On April 23, we were checking wheat fields in Whitman, Garfield, Columbia, Walla Wall, Benton, Franklin, Grant, Douglas, and Lincoln counties in Washington State. Winter wheat ranged from Feekes 4 to 8 and generally in good shape. We found stripe rust only on one low leaf of the susceptible check variety in our experimental field near Walla Walla. For comparison with the last year in the same location, we found more than 20 actively rust sporulating leaves on the same variety on March 7, 2013. Stripe rust is much later this year than the last year.
We checked again the Eltan field outside of Coulee City in Grant County, which was heavily infected by stripe rust in the last November. The wheat crop has recovered and grown very well. We did not find any stripe rust in the field. It appeared that the low temperatures (-2oF or -19oC recorded for Coulee City on December 8, 2013) completely eliminated the rust fungus.
Gary Shelton found stripe rust on one leaf of the susceptible check variety in a breeding nursery at Central Ferry in Garfield County about three week ago. Last Friday (April 18), he couldn’t find rust in the field. We spent more than two hours there on April 23, and could not find any rust.
Yesterday, I heard from Syngenta people that stripe rust was found in a commercial wheat field near Adams City, (Umatilla County of Oregon, just south of Walla Walla).
All these observations and reports indicate that the current stripe rust pressure is very low. Therefore, it is generally not necessary to apply fungicides now or at the herbicide application in the eastern Pacific Northwest (PNW), unless stripe rust is found in the field. Whether fungicide application is needed later or not will depend upon the rust development. For the Walla Walla area and further south in eastern Oregon, it is a good idea to check winter wheat fields from now. For other areas to the north or east, it will be good to start checking fields about three weeks from now. The general recommendation of this year is to apply fungicides only when stripe rust is found in your fields in the eastern PNW.
As always, stripe rust developed up to 30% severity on susceptible varieties by the first week of April in our experimental field at Mount Vernon in Skagit County in northwestern Washington. Fungicide application is always needed in early spring when susceptible cultivars are grown.
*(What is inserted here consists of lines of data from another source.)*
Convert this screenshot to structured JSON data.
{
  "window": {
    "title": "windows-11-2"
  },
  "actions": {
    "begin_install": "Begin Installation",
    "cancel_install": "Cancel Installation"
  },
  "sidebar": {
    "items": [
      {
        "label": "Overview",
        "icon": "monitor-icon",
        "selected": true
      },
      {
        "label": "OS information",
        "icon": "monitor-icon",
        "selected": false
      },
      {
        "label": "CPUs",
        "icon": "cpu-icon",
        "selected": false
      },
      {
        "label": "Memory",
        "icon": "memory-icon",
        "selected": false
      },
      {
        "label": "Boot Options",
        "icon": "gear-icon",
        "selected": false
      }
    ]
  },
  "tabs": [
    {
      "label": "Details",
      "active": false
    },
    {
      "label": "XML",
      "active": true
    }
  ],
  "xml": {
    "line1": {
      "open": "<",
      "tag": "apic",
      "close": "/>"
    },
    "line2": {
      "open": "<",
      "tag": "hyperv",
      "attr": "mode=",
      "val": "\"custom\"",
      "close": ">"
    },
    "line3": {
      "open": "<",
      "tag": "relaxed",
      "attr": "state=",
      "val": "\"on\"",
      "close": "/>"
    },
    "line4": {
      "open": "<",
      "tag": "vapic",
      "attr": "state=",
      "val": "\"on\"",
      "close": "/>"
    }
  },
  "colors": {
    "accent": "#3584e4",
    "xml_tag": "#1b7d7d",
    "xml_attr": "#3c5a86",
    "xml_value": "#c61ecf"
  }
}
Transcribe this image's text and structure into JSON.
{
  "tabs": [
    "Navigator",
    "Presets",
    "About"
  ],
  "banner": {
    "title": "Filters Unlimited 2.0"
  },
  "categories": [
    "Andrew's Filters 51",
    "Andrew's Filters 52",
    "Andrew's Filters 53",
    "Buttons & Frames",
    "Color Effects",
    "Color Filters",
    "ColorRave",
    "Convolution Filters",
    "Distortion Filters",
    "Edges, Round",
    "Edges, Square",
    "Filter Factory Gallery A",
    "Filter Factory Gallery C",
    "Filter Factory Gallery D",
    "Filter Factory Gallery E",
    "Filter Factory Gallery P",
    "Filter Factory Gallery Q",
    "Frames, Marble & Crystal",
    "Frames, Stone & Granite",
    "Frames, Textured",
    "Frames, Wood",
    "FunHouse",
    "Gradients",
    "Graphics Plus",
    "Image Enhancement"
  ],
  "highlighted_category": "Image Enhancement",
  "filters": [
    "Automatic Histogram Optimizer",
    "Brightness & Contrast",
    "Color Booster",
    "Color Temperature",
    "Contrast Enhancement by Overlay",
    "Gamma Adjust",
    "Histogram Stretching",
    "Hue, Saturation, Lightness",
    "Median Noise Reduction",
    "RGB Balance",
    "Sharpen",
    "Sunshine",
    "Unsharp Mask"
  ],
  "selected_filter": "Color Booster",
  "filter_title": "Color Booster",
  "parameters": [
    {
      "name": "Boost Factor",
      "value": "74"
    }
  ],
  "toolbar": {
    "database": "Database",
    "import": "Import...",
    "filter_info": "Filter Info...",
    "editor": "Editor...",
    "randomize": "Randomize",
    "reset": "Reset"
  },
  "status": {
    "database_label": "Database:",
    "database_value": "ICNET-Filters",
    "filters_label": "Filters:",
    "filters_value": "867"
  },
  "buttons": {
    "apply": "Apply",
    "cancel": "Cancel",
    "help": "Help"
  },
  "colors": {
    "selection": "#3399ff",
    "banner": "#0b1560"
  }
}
In late March, stripe rust was reported in experimental fields near Corvallis, Oregon. On April 3, Michael Flowers reported stripe rust occurring in both north and south parts of the Willamette Valley in western Oregon. Stripe rust was reported on wheat varieties Goetze, Kaseberg, Sy Ovation and Tubbs 06. Similar to northwestern Washington, stripe rust fungus survives winter very well in western Oregon almost every year. Fungicide application in the early spring is generally needed for seedling susceptible varieties.
Regarding the question about resistance gene Yr5 in new variety Kaseberg, our rust tests do not indicate that Kaseberg has Yr5. Last year, Kaseberg (OR2071628) was tested with other winter wheat entries in the WSU Variety Trial nursery at various locations in Washington State. It had infection types 2 (necrotic stripes without rust pustules), 3 (necrotic stripes with few rust pustules), to 5 (necrotic stripes with intermediate level of pustules) in the field tests. In the greenhouse tests, Kaseberg had infection type 3 to race PSTv-14, 5 to PSTv-37, and 8 (susceptible reaction) to PSTv-4, PSTv-40, and PSTv-51. In contrast, the Yr5 single gene line (used as a differential) is resistant (IT 1 or 2, no any rust pustules) in all field tests and the greenhouse race test. No any race identified so far in the US attack Yr5. The Yr5 markers developed so far are good to tell varieties without Yr5 by absence of the markers. If the markers are present, it has about 80 to 90% correctness to tell the cultivar has Yr5. We are developing more markers for Yr5 and hope to achieve 100% correctness. Currently, it is better to use the available markers together with race tests and the variety pedigree to determine presence or absence of Yr5. The pedigree of Kaseberg (WSQ910137/4/SMB/HN4//SPN/3/WTS//YMH/HYS /5/NSA 99-0792/6/WSQ910137/4/SMB/HN4//SPN/3/WTS//YMH/HYS) does not show any obvious Yr5 donor. However, Kaseberg has a good level of high-temperature adult-plant (HTAP) resistance based on last year’s field and greenhouse tests. Its HTAP resistance is likely from Stephens (SPN), Hyslop (HYS), and others in the pedigree. Because of its seedling susceptibility and adult-plant resistance, fungicide application is needed in western PNW, but may not be needed if Kaseberg is planted in eastern PNW, similar to many PNW varieties.
Stripe rust in other States
In addition to Oregon and Washington, stripe rust has been reported in Texas, Louisiana, and California, and much of the stripe rust information has been from experimental fields. In general, stripe rust has been low, and control of the disease with fungicides should be a relatively localized issue this year.